AI Soaks Up Record VC Dollars, Leaving Other Industries on the Sidelines

Venture capital has never been more one-sided. In 2025, investors funneled nearly $193 billion into AI startups, the first time since the dot-com bubble that more than half of global VC dollars went to a single sector, according to PitchBook via Bloomberg. The surge is minting winners at the top while the rest of the startup pipeline grows thin.

“You’re in AI, or you’re not. You’re a big firm, or you’re not,” said Kyle Sanford, director of research at PitchBook. His comment captures a venture market increasingly divided between a handful of AI giants and everyone else.
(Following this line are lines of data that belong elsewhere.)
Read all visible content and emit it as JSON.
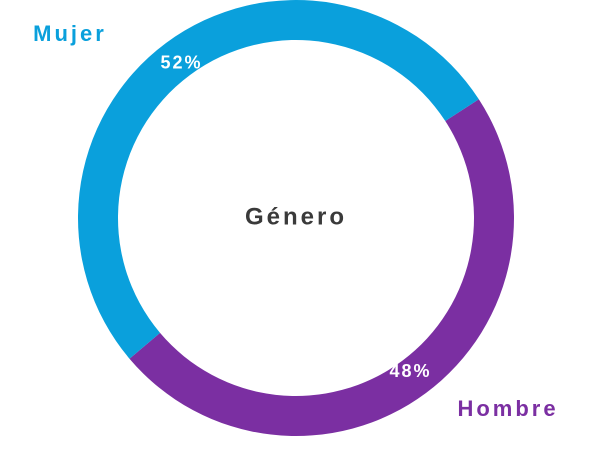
{
  "chart_data": {
    "type": "pie",
    "title": "Género",
    "categories": [
      "Mujer",
      "Hombre"
    ],
    "values": [
      52,
      48
    ],
    "value_labels": [
      "52%",
      "48%"
    ],
    "colors": [
      "#0aa0dc",
      "#7b2fa2"
    ]
  }
}
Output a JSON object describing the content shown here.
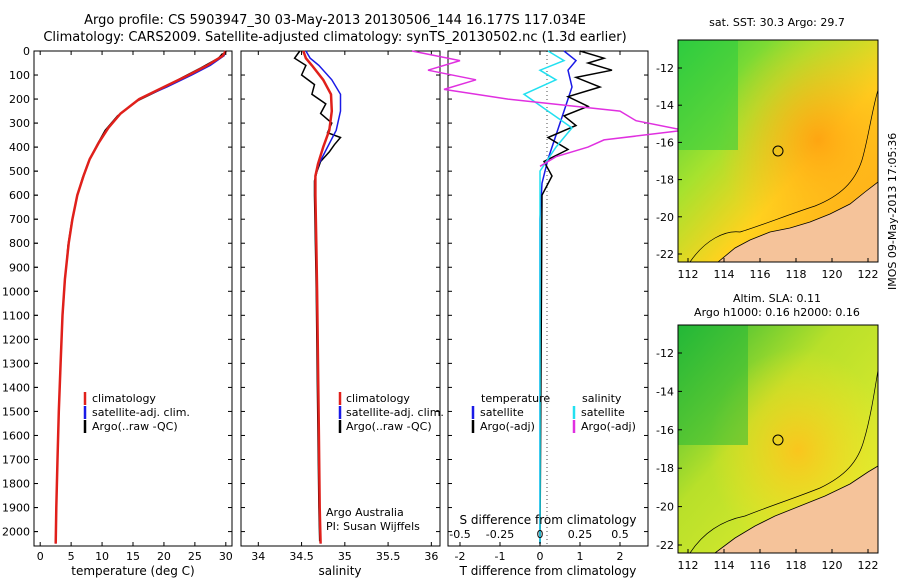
{
  "header": {
    "line1": "Argo profile: CS 5903947_30 03-May-2013 20130506_144 16.177S 117.034E",
    "line2": "Climatology: CARS2009. Satellite-adjusted climatology: synTS_20130502.nc (1.3d earlier)"
  },
  "colors": {
    "climatology": "#e0201b",
    "satellite": "#1a1ae6",
    "argo": "#000000",
    "salinity_sat": "#22e0f0",
    "salinity_argo": "#e030e0",
    "land": "#f5c39a"
  },
  "chart_data": [
    {
      "type": "line",
      "xlabel": "temperature (deg C)",
      "xticks": [
        0,
        5,
        10,
        15,
        20,
        25,
        30
      ],
      "xlim": [
        -1,
        31
      ],
      "ylim": [
        0,
        2060
      ],
      "yticks": [
        0,
        100,
        200,
        300,
        400,
        500,
        600,
        700,
        800,
        900,
        1000,
        1100,
        1200,
        1300,
        1400,
        1500,
        1600,
        1700,
        1800,
        1900,
        2000
      ],
      "legend": [
        "climatology",
        "satellite-adj. clim.",
        "Argo(..raw -QC)"
      ],
      "series": [
        {
          "name": "climatology",
          "x": [
            30,
            29.5,
            27,
            24,
            20,
            16,
            13,
            11,
            9.5,
            8,
            7,
            6,
            5.2,
            4.6,
            4,
            3.6,
            3.3,
            3,
            2.8,
            2.6,
            2.5
          ],
          "y": [
            0,
            20,
            60,
            100,
            150,
            200,
            260,
            320,
            380,
            450,
            520,
            600,
            700,
            800,
            950,
            1100,
            1300,
            1500,
            1700,
            1900,
            2050
          ]
        },
        {
          "name": "satellite-adj. clim.",
          "x": [
            30,
            29.7,
            27.5,
            24.5,
            20.5,
            16,
            13,
            11,
            9.5,
            8,
            7,
            6,
            5.2,
            4.6,
            4,
            3.6,
            3.3,
            3,
            2.8,
            2.6,
            2.5
          ],
          "y": [
            0,
            20,
            60,
            100,
            150,
            200,
            260,
            320,
            380,
            450,
            520,
            600,
            700,
            800,
            950,
            1100,
            1300,
            1500,
            1700,
            1900,
            2050
          ]
        },
        {
          "name": "Argo(..raw -QC)",
          "x": [
            29.5,
            28.8,
            26,
            23,
            19.5,
            15.5,
            12.5,
            10.5,
            9.2,
            7.8,
            6.8,
            5.9,
            5.1,
            4.5,
            4,
            3.6,
            3.3,
            3,
            2.8,
            2.6,
            2.5
          ],
          "y": [
            10,
            30,
            70,
            110,
            160,
            210,
            270,
            330,
            390,
            460,
            530,
            610,
            710,
            810,
            960,
            1110,
            1310,
            1510,
            1710,
            1910,
            2040
          ]
        }
      ]
    },
    {
      "type": "line",
      "xlabel": "salinity",
      "xticks": [
        34,
        34.5,
        35,
        35.5,
        36
      ],
      "xlim": [
        33.8,
        36.1
      ],
      "legend": [
        "climatology",
        "satellite-adj. clim.",
        "Argo(..raw -QC)"
      ],
      "annotation": [
        "Argo Australia",
        "PI: Susan Wijffels"
      ],
      "series": [
        {
          "name": "climatology",
          "x": [
            34.52,
            34.55,
            34.62,
            34.75,
            34.84,
            34.85,
            34.82,
            34.75,
            34.69,
            34.66,
            34.66,
            34.67,
            34.68,
            34.69,
            34.7,
            34.71,
            34.72
          ],
          "y": [
            0,
            30,
            60,
            120,
            180,
            250,
            330,
            400,
            470,
            520,
            600,
            800,
            1000,
            1300,
            1600,
            1900,
            2050
          ]
        },
        {
          "name": "satellite-adj. clim.",
          "x": [
            34.55,
            34.6,
            34.7,
            34.85,
            34.95,
            34.95,
            34.9,
            34.8,
            34.7,
            34.66,
            34.66,
            34.67,
            34.68,
            34.69,
            34.7,
            34.71,
            34.72
          ],
          "y": [
            0,
            30,
            60,
            120,
            180,
            250,
            330,
            400,
            470,
            520,
            600,
            800,
            1000,
            1300,
            1600,
            1900,
            2050
          ]
        },
        {
          "name": "Argo(..raw -QC)",
          "x": [
            34.48,
            34.42,
            34.55,
            34.5,
            34.65,
            34.62,
            34.78,
            34.72,
            34.85,
            34.8,
            34.95,
            34.88,
            34.82,
            34.72,
            34.68,
            34.65,
            34.65,
            34.66,
            34.67,
            34.68,
            34.69,
            34.7,
            34.71
          ],
          "y": [
            0,
            30,
            60,
            100,
            140,
            180,
            220,
            260,
            300,
            340,
            360,
            390,
            420,
            460,
            500,
            540,
            600,
            800,
            1000,
            1300,
            1600,
            1900,
            2040
          ]
        }
      ]
    },
    {
      "type": "line",
      "xlabel": "T difference from climatology",
      "xlabel_top": "S difference from climatology",
      "xticks": [
        -2,
        -1,
        0,
        1,
        2
      ],
      "xticks_top": [
        "-0.5",
        "-0.25",
        "0",
        "0.25",
        "0.5"
      ],
      "xlim": [
        -2.3,
        2.7
      ],
      "legend_headers": [
        "temperature",
        "salinity"
      ],
      "legend_temperature": [
        "satellite",
        "Argo(-adj)"
      ],
      "legend_salinity": [
        "satellite",
        "Argo(-adj)"
      ],
      "series": [
        {
          "name": "temperature satellite",
          "x": [
            0.6,
            0.9,
            0.7,
            0.8,
            0.6,
            0.4,
            0.2,
            0.05,
            0,
            0,
            0
          ],
          "y": [
            0,
            40,
            80,
            150,
            250,
            350,
            450,
            550,
            700,
            1200,
            2050
          ]
        },
        {
          "name": "temperature Argo(-adj)",
          "x": [
            1.0,
            1.6,
            1.2,
            1.8,
            0.9,
            1.5,
            0.7,
            1.2,
            0.6,
            0.9,
            0.2,
            0.7,
            0.1,
            0.3,
            0.05,
            0
          ],
          "y": [
            0,
            30,
            50,
            80,
            110,
            150,
            190,
            230,
            270,
            310,
            360,
            410,
            460,
            520,
            600,
            2050
          ]
        },
        {
          "name": "salinity satellite",
          "x": [
            0.05,
            0.15,
            0.0,
            0.1,
            -0.1,
            0.05,
            0.2,
            0.1,
            0.0,
            0,
            0
          ],
          "y": [
            0,
            40,
            80,
            120,
            180,
            250,
            320,
            400,
            500,
            700,
            2050
          ]
        },
        {
          "name": "salinity Argo(-adj)",
          "x": [
            -0.8,
            -0.5,
            -0.7,
            -0.4,
            -0.6,
            -0.2,
            0.5,
            0.6,
            0.9,
            0.4,
            0.3,
            0.1,
            0.0
          ],
          "y": [
            0,
            40,
            80,
            120,
            160,
            200,
            250,
            290,
            330,
            370,
            400,
            440,
            480
          ]
        }
      ]
    }
  ],
  "maps": {
    "sst": {
      "title": "sat. SST: 30.3 Argo: 29.7",
      "xticks": [
        "112",
        "114",
        "116",
        "118",
        "120",
        "122"
      ],
      "yticks": [
        "-12",
        "-14",
        "-16",
        "-18",
        "-20",
        "-22"
      ]
    },
    "sla": {
      "title1": "Altim. SLA: 0.11",
      "title2": "Argo h1000: 0.16 h2000: 0.16",
      "xticks": [
        "112",
        "114",
        "116",
        "118",
        "120",
        "122"
      ],
      "yticks": [
        "-12",
        "-14",
        "-16",
        "-18",
        "-20",
        "-22"
      ]
    }
  },
  "stamp": "IMOS 09-May-2013 17:05:36"
}
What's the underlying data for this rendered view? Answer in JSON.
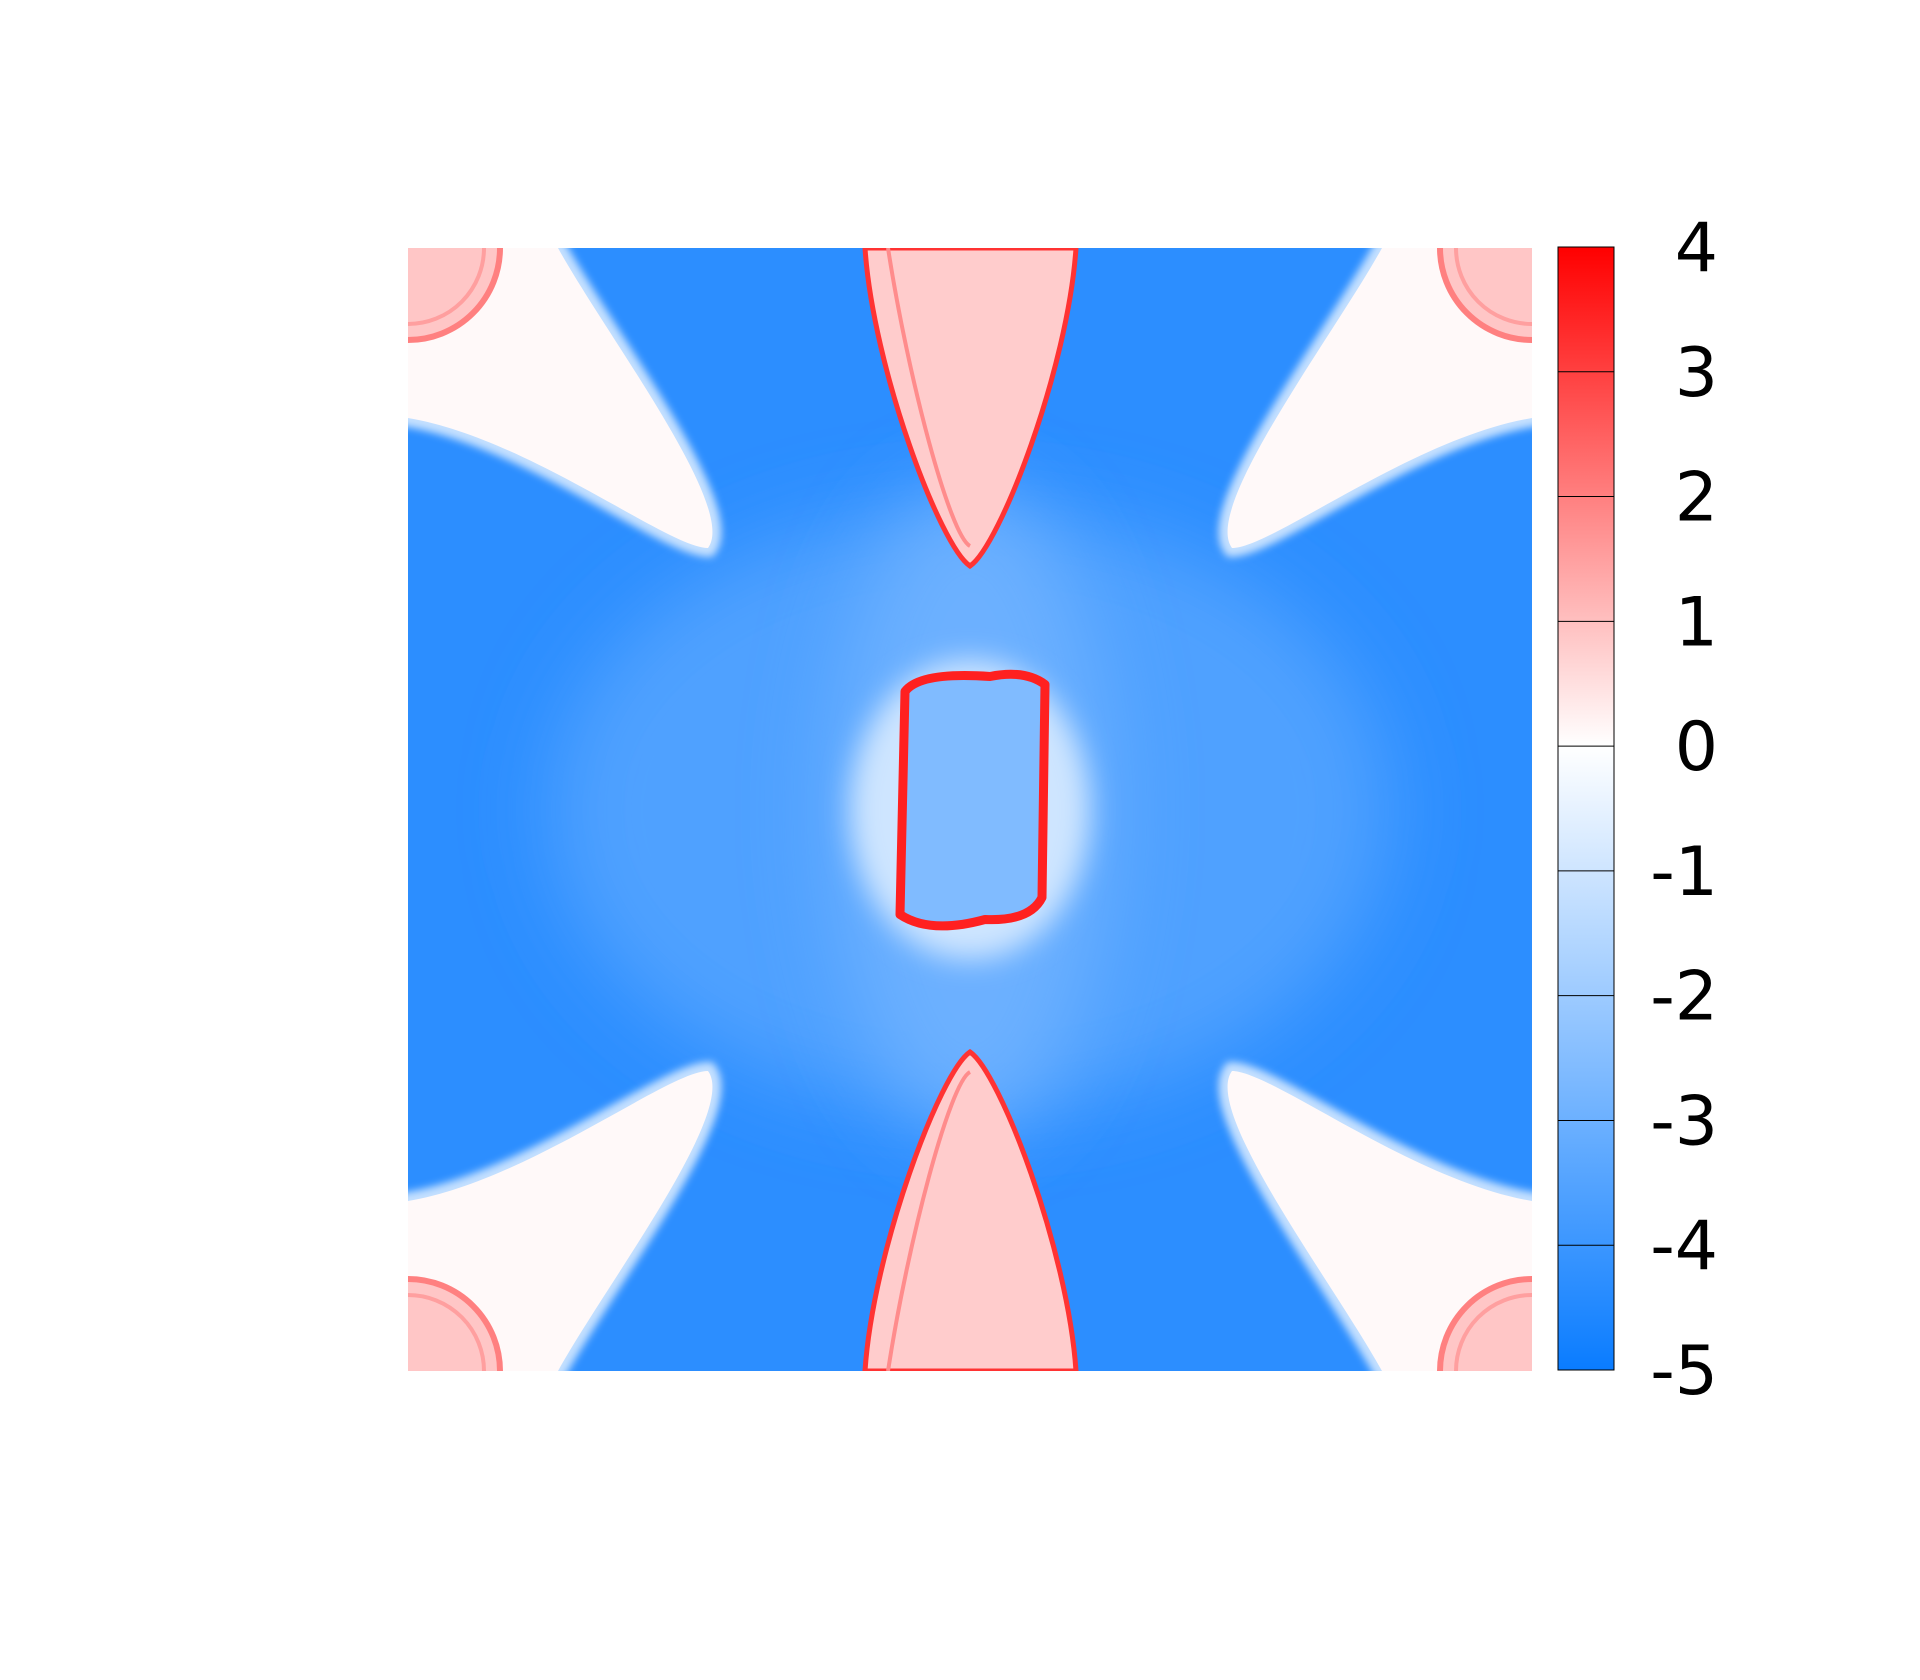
{
  "chart_data": {
    "type": "heatmap",
    "title": "",
    "xlabel": "",
    "ylabel": "",
    "grid": false,
    "colorbar": {
      "position": "right",
      "range": [
        -5,
        4
      ],
      "ticks": [
        -5,
        -4,
        -3,
        -2,
        -1,
        0,
        1,
        2,
        3,
        4
      ],
      "tick_labels": [
        "-5",
        "-4",
        "-3",
        "-2",
        "-1",
        "0",
        "1",
        "2",
        "3",
        "4"
      ],
      "colors": {
        "low": "#0a7cff",
        "mid": "#ffffff",
        "high": "#ff0000"
      }
    },
    "field_description_values": {
      "background": -4.3,
      "center_halo": -1.0,
      "center_ring": 3.5,
      "center_inside": -2.6,
      "top_bottom_lobes_fill": 0.8,
      "top_bottom_lobes_edge": 3.2,
      "corner_lobes_fill": 0.1,
      "corner_lobe_edges": -1.2,
      "corner_arcs": 2.0
    }
  }
}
The leaders are pulling in historic rounds. Anthropic closed a multibillion-dollar raise this quarter at a valuation above $180 billion, while Elon Musk’s xAI also secured billions. Vercel raised $300 million at a $9.3 billion valuation, Supabase raised $100 million at $5 billion, and DualEntry pulled in $90 million in its Series A. Anaconda raised $150 million in July. These deals show how capital is clustering around infrastructure and developer platforms that are seen as central to AI’s future.

Fewer Funds, Less Fuel

Behind the surge in AI investment lies a structural shift. Just 823 funds raised $80 billion globally in 2025, a steep fall from 4,430 funds raising $412 billion in 2022, according to Bloomberg. With fewer pools of capital, the pipeline of early-stage startups risks thinning out, as investors concentrate larger checks into established names rather than seed or Series A bets that could have grown into the next Anthropic or Stripe.

“Backers of venture funds and partners of VC firms are being more deliberate about where they’re putting their money,” Sanford said. Increasingly, that deliberation means writing bigger checks into fewer firms with clear AI exposure. The shift reflects not only risk aversion but also limited partner pressure to show near-term results, and it raises concerns that the next generation of early-stage founders could be crowded out before they even get started.

Risks to the Startup Ecosystem

Bloomberg has reported that AI is already siphoning venture dollars away from other technology sectors, making it harder for non-AI startups to raise capital. At the same time, AI is among the most capital-intensive industries in tech. Citi projects that global spending on AI infrastructure could exceed $2.8 trillion through 2029. That pull is drawing capital not only to model developers but also to adjacent players in chips, cloud, and physical infrastructure. The result is a market where AI platforms and infrastructure startups are flush with resources, while companies in sectors like healthcare, mobility, and climate face slower deal cycles and smaller rounds.

CFOs are also adding restraint. According to PYMNTS Intelligence, only 26.7 percent of finance leaders plan to increase generative AI budgets in 2026, down from 53.3 percent a year earlier. Half of firms reporting strong returns will expand spending, while just 16.7 percent of those seeing negligible ROI intend to do so. That split reflects what PYMNTS has called the ROI paradox: adoption is soaring, with infrastructure spending forecast to reach trillions, but the economics have yet to catch up.

For now, AI dominates venture capital in scale and in focus. The money is flowing to a few large players while the rest of the industries see funding pools shrink.